Die sogenannten Grünen Deals oder Grünen New Deals sind politische Umsetzungsstrategien, die eine klimafreundliche wirtschaftliche Umstrukturierung propagieren. Viele zentrale internationale Institutionen und Unternehmen reagierten auf die Finanzkrise mit der Entwicklung von Strategien, die bestimmte Sektoren durch spezielle Konjunkturprogramme finanziell fördern sollten (Tab. 7.1). Diese Sektoren werden als strategisch zur Bekämpfung der Umwelt- sowie auch der wirtschaftlichen Krise angesehen. Das Umweltprogramm der Vereinten Nationen (UNEP) sah bzw. sieht die Lösung zu der Klimakrise und der Finanzkrise in einer grünen industriellen Revolution durch gezielte Investitionen in saubere Technologien, nachhaltige Energie, Abfallmanagement, nachhaltige Landwirtschaft, grüne Städte und Ökosystemmanagement (UNEP, 2008a; Simon & Dröge, 2011). Die Deutsche Bank (2008) und HSBC (2009) propagierten ebenfalls ausgesuchte Bereiche für Energieeffizienz, Infrastruktur und Verkehr (Tab. 7.1). Die Listen der verschiedenen Institutionen spiegeln einen gewissen Konsens hinsichtlich der Hauptsektoren und damit Handlungsschwerpunkte der Nachhaltigkeitspolitik wider.

Tabelle 7.1: Strategische Wachstums- bzw. Zukunftssektoren nach Entwicklungskonzepten als Antwort auf die Finanzkrise

UNEP (2008)

Deutsche Bank (2008)

HSBC (2009)

  • Saubere Technologien
  • Erneuerbare Energie
  • Abfallmanagement
  • Nachhaltige Landwirtschaft
  • Grüne Städte
  • Ökosystemmanagement
  • Energieeffiziente Gebäude
  • Elektrisches Stromnetz
  • Erneuerbare Energie
  • Öffentlicher Verkehr
  • CO2-arme Energieproduktion
  • Energieeffizienz/-management
  • Gewässerschutz, Kontrolle der Abfallproduktion und Umweltverschmutzung
  • Finanzierung des Klimaschutzes

Mit dem Abklingen der Finanzkrise in der zweiten Hälfte des Jahres 2009 ließ auch das Interesse an nachhaltigen Anreizmaßnahmen zunächst etwas nach, zunehmende Evidenzen zu den Auswirkungen des Klimawandels unterstreichen jedoch weiterhin dringenden Handlungsbedarf.
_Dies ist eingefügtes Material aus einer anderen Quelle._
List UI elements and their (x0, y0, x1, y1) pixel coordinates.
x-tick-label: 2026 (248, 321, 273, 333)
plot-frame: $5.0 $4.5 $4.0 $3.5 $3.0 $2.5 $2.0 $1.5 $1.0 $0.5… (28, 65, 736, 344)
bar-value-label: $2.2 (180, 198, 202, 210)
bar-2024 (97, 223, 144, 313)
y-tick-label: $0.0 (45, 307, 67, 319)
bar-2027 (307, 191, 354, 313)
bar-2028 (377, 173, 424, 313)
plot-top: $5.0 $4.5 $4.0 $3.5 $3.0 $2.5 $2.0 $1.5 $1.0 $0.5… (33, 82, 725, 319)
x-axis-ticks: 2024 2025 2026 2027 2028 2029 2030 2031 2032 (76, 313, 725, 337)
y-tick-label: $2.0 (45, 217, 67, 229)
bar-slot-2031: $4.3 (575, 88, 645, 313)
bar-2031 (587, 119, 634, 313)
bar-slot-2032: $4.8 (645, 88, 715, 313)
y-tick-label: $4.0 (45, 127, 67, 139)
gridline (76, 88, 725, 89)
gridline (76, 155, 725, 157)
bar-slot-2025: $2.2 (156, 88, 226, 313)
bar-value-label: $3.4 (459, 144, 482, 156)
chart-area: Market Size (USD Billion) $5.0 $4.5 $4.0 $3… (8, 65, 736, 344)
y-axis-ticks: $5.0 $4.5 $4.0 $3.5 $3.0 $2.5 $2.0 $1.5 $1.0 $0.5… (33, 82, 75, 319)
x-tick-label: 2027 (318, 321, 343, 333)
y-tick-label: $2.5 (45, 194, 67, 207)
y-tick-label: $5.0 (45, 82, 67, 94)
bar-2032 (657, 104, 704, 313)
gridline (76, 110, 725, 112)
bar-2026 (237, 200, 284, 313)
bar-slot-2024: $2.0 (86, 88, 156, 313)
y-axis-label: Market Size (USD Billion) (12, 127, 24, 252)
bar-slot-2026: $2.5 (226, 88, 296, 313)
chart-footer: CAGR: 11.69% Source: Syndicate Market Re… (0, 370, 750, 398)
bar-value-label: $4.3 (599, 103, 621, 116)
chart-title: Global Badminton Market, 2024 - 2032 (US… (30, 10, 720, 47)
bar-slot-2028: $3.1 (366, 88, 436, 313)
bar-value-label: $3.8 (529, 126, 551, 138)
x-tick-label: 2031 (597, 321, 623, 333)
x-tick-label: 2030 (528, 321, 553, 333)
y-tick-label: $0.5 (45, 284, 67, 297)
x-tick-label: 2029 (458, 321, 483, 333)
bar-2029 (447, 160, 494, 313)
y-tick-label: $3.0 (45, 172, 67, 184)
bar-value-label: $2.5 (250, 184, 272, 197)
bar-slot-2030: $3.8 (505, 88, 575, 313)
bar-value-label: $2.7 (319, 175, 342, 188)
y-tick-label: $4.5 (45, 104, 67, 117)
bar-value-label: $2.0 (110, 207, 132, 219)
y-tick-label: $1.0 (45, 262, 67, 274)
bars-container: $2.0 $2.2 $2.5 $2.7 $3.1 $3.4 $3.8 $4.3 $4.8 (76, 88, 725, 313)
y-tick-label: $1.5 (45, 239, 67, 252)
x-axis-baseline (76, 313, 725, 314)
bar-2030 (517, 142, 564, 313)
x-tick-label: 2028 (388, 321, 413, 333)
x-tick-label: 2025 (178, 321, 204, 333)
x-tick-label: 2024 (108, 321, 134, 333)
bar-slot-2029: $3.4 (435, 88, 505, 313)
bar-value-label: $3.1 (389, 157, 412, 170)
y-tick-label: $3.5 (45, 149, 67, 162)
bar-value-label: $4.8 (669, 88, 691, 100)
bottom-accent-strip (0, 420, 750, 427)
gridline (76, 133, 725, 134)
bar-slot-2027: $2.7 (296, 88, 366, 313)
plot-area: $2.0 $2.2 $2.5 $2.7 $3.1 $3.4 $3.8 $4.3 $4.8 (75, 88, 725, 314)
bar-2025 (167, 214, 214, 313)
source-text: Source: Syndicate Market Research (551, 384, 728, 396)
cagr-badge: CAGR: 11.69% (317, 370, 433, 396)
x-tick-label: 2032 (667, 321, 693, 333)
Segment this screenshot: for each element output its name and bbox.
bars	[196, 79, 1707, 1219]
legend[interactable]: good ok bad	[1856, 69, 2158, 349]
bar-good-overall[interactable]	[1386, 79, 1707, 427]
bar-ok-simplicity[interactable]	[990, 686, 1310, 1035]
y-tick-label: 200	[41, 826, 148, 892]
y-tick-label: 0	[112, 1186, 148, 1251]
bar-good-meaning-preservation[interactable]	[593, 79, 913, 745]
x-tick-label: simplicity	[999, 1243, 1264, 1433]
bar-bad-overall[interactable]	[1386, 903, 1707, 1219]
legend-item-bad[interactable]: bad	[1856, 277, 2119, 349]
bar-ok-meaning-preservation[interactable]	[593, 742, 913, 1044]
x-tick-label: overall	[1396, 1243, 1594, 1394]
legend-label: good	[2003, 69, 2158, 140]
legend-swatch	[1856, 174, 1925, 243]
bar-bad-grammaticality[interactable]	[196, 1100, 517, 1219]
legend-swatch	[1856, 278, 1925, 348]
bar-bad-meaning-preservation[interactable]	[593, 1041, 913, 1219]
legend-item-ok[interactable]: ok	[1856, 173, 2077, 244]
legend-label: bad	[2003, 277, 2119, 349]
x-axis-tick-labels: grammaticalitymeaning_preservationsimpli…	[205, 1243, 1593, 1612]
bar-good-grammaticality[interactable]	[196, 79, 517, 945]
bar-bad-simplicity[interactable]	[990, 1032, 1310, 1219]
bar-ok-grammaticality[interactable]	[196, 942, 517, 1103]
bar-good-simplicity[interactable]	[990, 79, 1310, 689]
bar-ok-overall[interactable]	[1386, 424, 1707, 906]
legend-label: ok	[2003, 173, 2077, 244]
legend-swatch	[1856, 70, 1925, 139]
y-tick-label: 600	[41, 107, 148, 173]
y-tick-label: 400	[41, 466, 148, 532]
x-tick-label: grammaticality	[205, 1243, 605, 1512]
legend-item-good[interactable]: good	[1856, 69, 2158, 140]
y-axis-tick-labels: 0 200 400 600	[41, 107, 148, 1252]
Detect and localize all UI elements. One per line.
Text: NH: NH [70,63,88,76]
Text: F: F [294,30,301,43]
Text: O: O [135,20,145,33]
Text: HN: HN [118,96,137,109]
Viele Länder und Institutionen erkennen nachhaltiges Wirtschaften inzwischen nicht nur als ökologisch notwendig, sondern auch als wirtschaftlich sinnvolle Strategie an, die internationale Wettbewerbsvorteile mit sich bringen kann. Dieses Denken spiegelt sich in nationalen Entwicklungsstrategien wider, häufig unter der Bezeichnung Green (New) Deal. Die Bezeichnung verweist auf den vom damaligen US-Präsident Roosevelt initiierten New Deal, der die Wirtschaft und Gesellschaft der USA durch massive Infrastrukturinvestitionen sowie finanzielle Anreize für Unternehmen aus der Weltwirtschaftskrise der 1930er Jahre führen sollte. Ähnlich drastische Maßnahmen scheinen angesichts der aktuellen globalen Krisen geboten, weshalb in den Vereinigten Staaten seit 2018 zunächst vom klimaaktivistischen Sunrise Movement, inzwischen auch von der Demokratischen Partei ein neuer Gesellschaftsvertrag, ein Green New Deal, eingefordert wird (Löhle, 2019). Ende 2019 präsentierte die EU-Kommission ihr Konzept eines Green Deal für die Europäische Union, das in Kapitel 13.2 ausführlicher besprochen wird.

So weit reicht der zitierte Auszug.